Nigeria is by this delivery the third African country to receive the vaccine after Ghana and Ivory Coast and through the COVAX facility, which is a COVID-19 global vaccines Access programme – a partnership between the Coalition for Epidemic Preparedness (CEPI), Global Alliance for Vaccines and Immunisations (GAVI), United Nations International Children Emergency Fund (UNICEF) and the World Health Organisation (WHO). It was manufactured by the Serum Institute of India (SII).
A highlight of the administration of the vaccine exercise is that it shall not be mandatory for any citizen, but remains voluntary with willing recipients required to indicate and register through an online portal, accordingly. As at last count, a stream of frontline health workers and President Muhammadu Buhari, as well as Vice President Yemi Osinbajo, had been administered with the vaccine (the last two on live television). In the wake of this development, demand for the vaccine is already rising.
With the country moving into another phase of the fight against the pandemic, there are concerns that engage the minds of not a few Nigerians, consequent upon the dilapidated state of health facilities in the country – a situation that came to the fore with the advent of the pandemic last year. In this respect is imperative for the government ensuring that adequate arrangement for storage of the vaccine enjoys priority attention and action. In the same vein is that the position of the federal government which requires that states without adequate storage facilities should be excluded from the vaccine distribution should stand.

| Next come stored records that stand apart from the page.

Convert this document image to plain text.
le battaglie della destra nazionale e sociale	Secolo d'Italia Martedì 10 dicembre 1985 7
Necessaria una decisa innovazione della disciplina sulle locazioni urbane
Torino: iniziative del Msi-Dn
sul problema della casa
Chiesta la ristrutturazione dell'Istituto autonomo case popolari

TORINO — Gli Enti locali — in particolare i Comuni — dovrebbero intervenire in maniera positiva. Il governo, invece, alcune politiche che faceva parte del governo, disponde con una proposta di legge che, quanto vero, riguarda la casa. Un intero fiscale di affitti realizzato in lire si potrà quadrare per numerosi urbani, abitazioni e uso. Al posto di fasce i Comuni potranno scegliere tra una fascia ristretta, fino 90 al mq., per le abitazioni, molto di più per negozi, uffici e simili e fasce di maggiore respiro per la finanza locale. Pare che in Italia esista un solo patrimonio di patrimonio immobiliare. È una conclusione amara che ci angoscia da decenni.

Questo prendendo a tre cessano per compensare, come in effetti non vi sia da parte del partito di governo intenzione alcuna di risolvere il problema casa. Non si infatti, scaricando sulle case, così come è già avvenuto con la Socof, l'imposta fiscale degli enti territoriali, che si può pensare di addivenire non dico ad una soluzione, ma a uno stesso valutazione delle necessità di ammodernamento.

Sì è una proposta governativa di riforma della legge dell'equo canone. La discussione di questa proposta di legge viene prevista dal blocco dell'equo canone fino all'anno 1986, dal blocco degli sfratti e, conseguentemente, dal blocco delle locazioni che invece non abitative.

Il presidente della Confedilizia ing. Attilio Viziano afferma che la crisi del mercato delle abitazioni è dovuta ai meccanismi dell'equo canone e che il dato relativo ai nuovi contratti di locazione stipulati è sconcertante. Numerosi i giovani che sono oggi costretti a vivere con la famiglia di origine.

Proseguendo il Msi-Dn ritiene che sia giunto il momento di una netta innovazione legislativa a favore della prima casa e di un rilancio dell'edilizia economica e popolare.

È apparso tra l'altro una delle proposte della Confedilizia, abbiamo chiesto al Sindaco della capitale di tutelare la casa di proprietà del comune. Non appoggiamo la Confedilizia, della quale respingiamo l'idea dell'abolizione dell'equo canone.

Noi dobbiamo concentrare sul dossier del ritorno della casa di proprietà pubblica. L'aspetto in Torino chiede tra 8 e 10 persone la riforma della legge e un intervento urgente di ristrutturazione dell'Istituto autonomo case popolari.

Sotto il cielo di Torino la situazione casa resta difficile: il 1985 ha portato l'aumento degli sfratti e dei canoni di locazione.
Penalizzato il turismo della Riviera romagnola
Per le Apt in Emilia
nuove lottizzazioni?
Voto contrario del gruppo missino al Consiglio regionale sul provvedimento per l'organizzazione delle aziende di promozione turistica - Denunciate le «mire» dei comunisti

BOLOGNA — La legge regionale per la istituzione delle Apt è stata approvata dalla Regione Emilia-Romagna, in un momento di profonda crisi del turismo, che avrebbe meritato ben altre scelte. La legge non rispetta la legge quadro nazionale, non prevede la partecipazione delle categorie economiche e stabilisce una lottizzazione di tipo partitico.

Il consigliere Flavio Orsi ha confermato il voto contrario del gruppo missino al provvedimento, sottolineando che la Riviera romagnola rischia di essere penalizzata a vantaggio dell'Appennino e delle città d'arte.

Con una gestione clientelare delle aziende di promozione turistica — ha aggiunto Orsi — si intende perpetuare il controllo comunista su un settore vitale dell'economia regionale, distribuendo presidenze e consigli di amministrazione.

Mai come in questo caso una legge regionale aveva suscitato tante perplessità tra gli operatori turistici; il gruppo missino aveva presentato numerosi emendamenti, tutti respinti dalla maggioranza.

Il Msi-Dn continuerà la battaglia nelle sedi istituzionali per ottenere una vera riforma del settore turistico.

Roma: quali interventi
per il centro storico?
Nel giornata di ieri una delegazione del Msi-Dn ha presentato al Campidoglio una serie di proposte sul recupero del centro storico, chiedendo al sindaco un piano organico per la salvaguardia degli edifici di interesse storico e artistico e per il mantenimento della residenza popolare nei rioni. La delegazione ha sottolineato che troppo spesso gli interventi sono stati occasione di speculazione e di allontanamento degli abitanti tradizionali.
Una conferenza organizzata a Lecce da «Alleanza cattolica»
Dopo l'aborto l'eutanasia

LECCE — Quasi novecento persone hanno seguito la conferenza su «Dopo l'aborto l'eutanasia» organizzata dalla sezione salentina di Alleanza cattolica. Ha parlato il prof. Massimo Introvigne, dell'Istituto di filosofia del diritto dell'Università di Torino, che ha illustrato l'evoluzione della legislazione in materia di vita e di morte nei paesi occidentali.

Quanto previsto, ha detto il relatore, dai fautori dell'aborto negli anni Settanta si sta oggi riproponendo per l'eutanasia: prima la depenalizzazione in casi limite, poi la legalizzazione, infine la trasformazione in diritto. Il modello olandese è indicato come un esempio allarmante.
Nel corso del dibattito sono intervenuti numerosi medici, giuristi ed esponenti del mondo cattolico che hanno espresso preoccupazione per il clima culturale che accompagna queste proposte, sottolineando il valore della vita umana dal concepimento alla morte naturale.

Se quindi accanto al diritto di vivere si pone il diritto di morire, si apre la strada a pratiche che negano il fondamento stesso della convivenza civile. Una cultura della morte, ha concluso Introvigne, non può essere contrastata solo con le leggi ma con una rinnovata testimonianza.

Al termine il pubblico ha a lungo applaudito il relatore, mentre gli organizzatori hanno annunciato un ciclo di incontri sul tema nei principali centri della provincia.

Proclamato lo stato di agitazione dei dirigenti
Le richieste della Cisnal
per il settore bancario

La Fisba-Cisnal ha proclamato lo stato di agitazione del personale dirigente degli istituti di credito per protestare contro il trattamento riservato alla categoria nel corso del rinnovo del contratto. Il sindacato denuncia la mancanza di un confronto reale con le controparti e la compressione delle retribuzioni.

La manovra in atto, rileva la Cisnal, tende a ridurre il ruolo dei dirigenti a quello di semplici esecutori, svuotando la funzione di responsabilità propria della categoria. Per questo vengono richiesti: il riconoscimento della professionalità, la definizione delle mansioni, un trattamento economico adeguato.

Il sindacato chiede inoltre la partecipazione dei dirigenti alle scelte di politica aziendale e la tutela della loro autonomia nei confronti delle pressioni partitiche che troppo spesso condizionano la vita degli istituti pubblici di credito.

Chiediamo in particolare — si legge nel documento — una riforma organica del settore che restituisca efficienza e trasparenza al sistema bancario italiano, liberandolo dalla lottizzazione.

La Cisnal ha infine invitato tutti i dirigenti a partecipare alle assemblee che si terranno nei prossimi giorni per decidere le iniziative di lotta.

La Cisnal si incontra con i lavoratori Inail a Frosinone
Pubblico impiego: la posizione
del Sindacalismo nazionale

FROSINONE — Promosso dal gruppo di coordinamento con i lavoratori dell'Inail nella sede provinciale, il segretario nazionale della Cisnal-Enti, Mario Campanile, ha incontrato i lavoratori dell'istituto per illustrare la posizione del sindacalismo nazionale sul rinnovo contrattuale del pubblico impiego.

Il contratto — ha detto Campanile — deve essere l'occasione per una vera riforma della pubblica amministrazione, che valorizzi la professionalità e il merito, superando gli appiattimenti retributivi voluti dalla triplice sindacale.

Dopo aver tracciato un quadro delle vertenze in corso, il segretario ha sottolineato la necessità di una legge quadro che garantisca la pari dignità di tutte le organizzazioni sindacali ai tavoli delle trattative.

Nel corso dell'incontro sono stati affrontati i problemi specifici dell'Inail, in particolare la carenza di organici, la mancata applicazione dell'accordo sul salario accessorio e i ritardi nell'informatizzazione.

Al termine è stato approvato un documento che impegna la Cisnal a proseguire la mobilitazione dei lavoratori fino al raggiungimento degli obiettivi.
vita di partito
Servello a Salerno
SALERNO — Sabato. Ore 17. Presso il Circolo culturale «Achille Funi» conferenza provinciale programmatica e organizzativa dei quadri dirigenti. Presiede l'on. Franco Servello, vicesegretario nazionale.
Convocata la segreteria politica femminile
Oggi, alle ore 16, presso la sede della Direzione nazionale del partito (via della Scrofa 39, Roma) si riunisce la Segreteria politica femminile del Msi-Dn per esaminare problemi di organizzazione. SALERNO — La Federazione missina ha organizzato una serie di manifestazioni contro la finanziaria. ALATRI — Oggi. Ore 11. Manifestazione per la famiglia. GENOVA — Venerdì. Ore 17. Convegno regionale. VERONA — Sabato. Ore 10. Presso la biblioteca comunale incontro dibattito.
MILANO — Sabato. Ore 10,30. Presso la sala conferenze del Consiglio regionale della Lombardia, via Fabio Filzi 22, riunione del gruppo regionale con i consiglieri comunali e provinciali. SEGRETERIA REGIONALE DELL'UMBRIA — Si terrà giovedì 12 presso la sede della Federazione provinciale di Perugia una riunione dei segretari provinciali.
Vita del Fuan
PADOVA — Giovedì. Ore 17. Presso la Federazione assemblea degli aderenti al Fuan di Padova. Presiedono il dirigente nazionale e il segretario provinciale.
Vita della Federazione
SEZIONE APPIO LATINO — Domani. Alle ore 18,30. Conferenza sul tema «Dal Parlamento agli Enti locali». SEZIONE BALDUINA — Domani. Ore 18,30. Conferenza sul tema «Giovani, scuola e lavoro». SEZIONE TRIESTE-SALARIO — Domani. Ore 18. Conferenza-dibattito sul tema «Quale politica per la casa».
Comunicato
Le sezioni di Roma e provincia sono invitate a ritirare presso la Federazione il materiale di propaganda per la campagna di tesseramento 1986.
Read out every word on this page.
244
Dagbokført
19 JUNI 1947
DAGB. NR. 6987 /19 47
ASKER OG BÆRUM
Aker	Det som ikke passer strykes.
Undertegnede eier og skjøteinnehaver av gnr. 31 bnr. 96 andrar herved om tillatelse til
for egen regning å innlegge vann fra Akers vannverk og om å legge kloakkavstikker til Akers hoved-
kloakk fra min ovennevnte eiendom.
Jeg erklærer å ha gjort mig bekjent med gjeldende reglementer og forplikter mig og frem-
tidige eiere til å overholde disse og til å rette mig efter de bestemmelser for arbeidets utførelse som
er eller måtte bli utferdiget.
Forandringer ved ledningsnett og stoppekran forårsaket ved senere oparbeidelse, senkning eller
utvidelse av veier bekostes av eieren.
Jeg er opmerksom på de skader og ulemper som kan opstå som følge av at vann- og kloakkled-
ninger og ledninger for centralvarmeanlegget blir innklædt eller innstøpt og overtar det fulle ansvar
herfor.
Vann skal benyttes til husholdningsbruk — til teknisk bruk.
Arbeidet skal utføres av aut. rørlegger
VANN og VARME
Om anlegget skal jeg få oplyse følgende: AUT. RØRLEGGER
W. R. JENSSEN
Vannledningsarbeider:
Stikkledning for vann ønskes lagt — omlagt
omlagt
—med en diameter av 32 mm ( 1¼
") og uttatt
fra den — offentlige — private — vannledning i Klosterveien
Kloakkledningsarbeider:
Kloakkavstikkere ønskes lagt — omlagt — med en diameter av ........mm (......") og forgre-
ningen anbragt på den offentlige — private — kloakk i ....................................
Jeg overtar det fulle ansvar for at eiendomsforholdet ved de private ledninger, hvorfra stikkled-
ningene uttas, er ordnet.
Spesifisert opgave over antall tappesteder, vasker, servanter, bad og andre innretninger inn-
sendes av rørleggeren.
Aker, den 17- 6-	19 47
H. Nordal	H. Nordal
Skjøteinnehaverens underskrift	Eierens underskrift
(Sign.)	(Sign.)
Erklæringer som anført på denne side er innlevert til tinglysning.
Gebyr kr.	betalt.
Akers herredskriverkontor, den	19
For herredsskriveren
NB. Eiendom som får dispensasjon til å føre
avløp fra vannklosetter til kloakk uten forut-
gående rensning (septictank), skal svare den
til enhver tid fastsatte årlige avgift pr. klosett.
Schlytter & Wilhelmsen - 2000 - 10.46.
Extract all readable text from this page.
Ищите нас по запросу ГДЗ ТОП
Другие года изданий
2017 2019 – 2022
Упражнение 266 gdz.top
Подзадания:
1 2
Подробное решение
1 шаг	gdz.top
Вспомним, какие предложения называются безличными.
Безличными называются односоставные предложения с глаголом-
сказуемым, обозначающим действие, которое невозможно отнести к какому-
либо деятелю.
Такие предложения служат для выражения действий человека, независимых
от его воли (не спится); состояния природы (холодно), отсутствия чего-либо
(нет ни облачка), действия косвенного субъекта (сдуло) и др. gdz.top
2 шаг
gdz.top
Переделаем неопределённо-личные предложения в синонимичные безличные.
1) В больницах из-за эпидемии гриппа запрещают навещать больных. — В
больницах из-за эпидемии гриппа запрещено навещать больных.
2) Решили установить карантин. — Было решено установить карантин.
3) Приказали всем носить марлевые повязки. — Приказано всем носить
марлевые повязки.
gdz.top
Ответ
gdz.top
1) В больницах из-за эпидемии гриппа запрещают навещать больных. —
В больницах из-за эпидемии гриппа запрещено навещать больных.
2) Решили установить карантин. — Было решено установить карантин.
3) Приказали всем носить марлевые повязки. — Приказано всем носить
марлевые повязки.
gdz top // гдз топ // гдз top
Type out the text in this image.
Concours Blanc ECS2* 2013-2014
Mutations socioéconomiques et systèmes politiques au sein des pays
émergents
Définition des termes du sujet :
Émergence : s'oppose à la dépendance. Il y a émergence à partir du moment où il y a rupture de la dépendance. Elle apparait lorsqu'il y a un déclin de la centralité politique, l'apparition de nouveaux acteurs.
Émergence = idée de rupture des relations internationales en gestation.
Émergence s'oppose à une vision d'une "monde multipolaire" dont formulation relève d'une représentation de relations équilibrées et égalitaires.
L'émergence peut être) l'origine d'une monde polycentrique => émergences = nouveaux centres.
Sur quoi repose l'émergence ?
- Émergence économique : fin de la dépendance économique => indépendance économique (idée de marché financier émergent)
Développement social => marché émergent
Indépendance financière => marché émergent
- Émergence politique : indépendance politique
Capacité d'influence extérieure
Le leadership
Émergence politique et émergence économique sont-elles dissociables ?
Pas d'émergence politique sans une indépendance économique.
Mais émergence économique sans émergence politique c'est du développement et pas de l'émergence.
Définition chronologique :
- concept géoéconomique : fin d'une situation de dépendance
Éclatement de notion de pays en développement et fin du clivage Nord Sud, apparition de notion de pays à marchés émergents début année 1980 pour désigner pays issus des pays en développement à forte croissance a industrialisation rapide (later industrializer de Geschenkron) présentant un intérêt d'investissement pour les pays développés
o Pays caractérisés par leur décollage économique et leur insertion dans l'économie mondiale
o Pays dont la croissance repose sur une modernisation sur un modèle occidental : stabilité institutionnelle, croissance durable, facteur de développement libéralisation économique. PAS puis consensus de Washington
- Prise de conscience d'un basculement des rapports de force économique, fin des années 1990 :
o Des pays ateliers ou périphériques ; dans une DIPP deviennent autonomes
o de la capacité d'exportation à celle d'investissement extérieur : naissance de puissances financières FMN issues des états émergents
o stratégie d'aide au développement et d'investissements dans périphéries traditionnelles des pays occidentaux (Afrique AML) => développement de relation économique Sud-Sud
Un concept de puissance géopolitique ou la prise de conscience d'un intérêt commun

Secondly, the vaccine should not be hoarded until it expires, as it happened with the pandemic palliatives. This is just as adequate measures should be taken to insure that it is not hijacked for the benefit of those favoured by the powers that be. The foregoing conditions dictate that the adequate number of health care personnel be trained and motivated to serve in strict compliance with the vaccination protocols.
Furthermore is the need to ensure that since the vaccine was received by the country free of charge, there should be no circumstance whereby people are made to pay to be vaccinated. This condition remains of critical significance as there is always a tendency for government officials to bypass official procedures and extort the general public. Meanwhile, to boost the prospects of nationwide success of the vaccination exercise, the National Orientation Agency (NOA), should be directed to engage in a comprehensive enlightenment campaign across the length and breadth of the country, to sensitise citizens on the protocols with respect to it such as its essence, locations for its administration and any other information.
The government should consider the prospects of local production of the vaccine. The fact that India, which is a developing country like Nigeria, produced the current version of the vaccine should serve as inspiration for governments in the country to start looking up towards self -sufficiency in critical medication with the COVID-19 as an index point. No matter how benevolent the outside world will be, they cannot be expected to play Father Christmas to Nigeria forever.